Other important tasks are super-resolution and speech recognition. Rachel Trimble, principal engineer, Machine Learning Group at ARM, said that images are hard to process, but generating voice is an arduous computational task. Detecting anomalies in security is also a task for AI in the NPU as well as Android text prediction.
The Ethos N78 will result in a more responsive AI application, lower silicon cost, lower power for longer battery life.
Let's talk numbers. Ethos-N78 in a similar configuration to last year's Ethos-N77 scores 20 percent higher in Inception_v3. If you just joined the AI class, Inception_v3 is a convolutional neural network for assisting in image analysis and object detection. The Ethos-N78 scores 40 percent better in Inception_v4, slightly less than 20 percent in ResNet_v2-50, around 25 percent higher in VGG-16 (OxfordNet) and slightly less than 30 percent in YOLOv3 (Real-time object detection network).
Talking to ARM, we learned that Ethos-N78 NPU scalability normalized for performance and area provides better than linear results in ResNet-50. Starting with a small NPU design as a reference point, the medium design would already provide close to 50 percent faster performance. The large design is almost three times faster than the small, while X-Large gets slightly slower than six times the small design.

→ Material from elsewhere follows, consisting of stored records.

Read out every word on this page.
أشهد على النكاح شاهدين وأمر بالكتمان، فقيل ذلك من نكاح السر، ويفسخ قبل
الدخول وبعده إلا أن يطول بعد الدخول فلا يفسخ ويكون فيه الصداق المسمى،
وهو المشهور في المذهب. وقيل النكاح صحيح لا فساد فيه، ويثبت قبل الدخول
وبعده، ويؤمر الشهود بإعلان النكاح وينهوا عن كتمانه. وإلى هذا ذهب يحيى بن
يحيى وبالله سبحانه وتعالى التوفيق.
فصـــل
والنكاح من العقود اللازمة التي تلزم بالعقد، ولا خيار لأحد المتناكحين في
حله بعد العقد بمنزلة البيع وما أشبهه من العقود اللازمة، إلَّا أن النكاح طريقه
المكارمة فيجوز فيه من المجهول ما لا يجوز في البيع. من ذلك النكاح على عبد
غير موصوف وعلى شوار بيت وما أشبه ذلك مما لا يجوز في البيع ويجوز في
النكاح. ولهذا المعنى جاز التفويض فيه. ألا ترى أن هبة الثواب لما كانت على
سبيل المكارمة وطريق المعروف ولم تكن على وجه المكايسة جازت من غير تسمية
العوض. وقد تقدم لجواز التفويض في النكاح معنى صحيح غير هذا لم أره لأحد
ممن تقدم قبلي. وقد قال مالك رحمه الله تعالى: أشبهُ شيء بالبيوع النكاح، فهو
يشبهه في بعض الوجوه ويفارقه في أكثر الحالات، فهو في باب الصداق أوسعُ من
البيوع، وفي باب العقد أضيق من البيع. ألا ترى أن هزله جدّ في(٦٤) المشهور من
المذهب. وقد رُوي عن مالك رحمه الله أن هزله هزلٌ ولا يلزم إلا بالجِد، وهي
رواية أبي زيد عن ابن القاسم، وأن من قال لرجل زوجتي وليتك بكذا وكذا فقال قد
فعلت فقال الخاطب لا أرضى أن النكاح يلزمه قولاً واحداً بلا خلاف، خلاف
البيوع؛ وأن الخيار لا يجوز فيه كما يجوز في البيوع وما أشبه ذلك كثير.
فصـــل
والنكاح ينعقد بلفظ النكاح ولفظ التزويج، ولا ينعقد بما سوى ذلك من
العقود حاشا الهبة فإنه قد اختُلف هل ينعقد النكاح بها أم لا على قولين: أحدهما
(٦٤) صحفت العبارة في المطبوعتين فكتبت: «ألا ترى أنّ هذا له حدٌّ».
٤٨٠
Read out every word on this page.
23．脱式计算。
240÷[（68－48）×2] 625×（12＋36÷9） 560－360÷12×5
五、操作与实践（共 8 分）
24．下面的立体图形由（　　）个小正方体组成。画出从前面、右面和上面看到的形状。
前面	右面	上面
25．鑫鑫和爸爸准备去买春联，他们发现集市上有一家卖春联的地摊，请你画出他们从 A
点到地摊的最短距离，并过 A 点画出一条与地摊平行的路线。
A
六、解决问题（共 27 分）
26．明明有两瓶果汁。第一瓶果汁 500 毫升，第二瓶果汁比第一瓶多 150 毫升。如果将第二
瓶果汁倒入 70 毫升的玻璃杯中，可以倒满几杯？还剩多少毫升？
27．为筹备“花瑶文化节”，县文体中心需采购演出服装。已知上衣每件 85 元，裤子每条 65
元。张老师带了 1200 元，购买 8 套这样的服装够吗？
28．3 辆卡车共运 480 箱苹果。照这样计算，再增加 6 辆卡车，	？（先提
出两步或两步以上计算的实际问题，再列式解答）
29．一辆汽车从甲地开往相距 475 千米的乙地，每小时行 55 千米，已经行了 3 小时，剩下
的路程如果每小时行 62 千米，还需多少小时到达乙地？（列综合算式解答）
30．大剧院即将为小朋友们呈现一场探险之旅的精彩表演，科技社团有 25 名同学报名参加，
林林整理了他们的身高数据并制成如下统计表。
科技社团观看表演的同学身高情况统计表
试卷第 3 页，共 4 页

We have mentioned the reduction in DRAM traffic, and ARM claims a 40 percent reduction in DRAM traffic per inference (MB/inf) across popular networks. The benchmark shows close to 30 percent less DRAM traffic in Inception_v3, around 45 percent in Inception_v4, 25 percent in ResNet-50, and more than 55 percent in YOLOv3_608x608.
ARM is using write once, deploy everywhere software stack strategy. The programmer writes the ML code and support for heterogeneous deployment chooses whether the workload fits the ARM Cortex-A CPU, Mali GPU, or Ethos-N NPU.
Ethos N78 supports online interpreted compilation support for Android devices under Android NNAPI while offline (TVM) compilation support for embedded devices.
ARM developer tools help unleash ML performance insights in the ARM Development Studio that can be used for profiling and debugging across Arm IP. The new ARM Developer Tools bring enhanced performance analysis on the NN with new ML event trace visualizations in ARM Mobile Studio. It is used for application and game optimization.
Entry-level phones, smart cameras, and DTVs are usually using super-resolution scaling videos and images from 720 to 1080p or even 4K. These devices should use between one and two TOP/s for these tasks.
Mainstream phones and smart home hubs primarily use classification as well as automatic speech recognition (ASR) and usually need between two and four TOP/s for these tasks. Some categories are overlapping in use case scenarios as entry smartphone on a smart TV can use some classification.
The most demanding tasks include computational photography, premium phones, and computers would be using all of the AI abilities, including classification, object detection, super-resolution, automatic speech recognition (ASR), and segmentation. It would need between five and ten TOP/s for the task.
One can expect to see Ethos-N78 in 5nm designs in 2021 phones and laptops, but ARM did confirm that the IP can be used in 7nm or higher manufacturing processes too.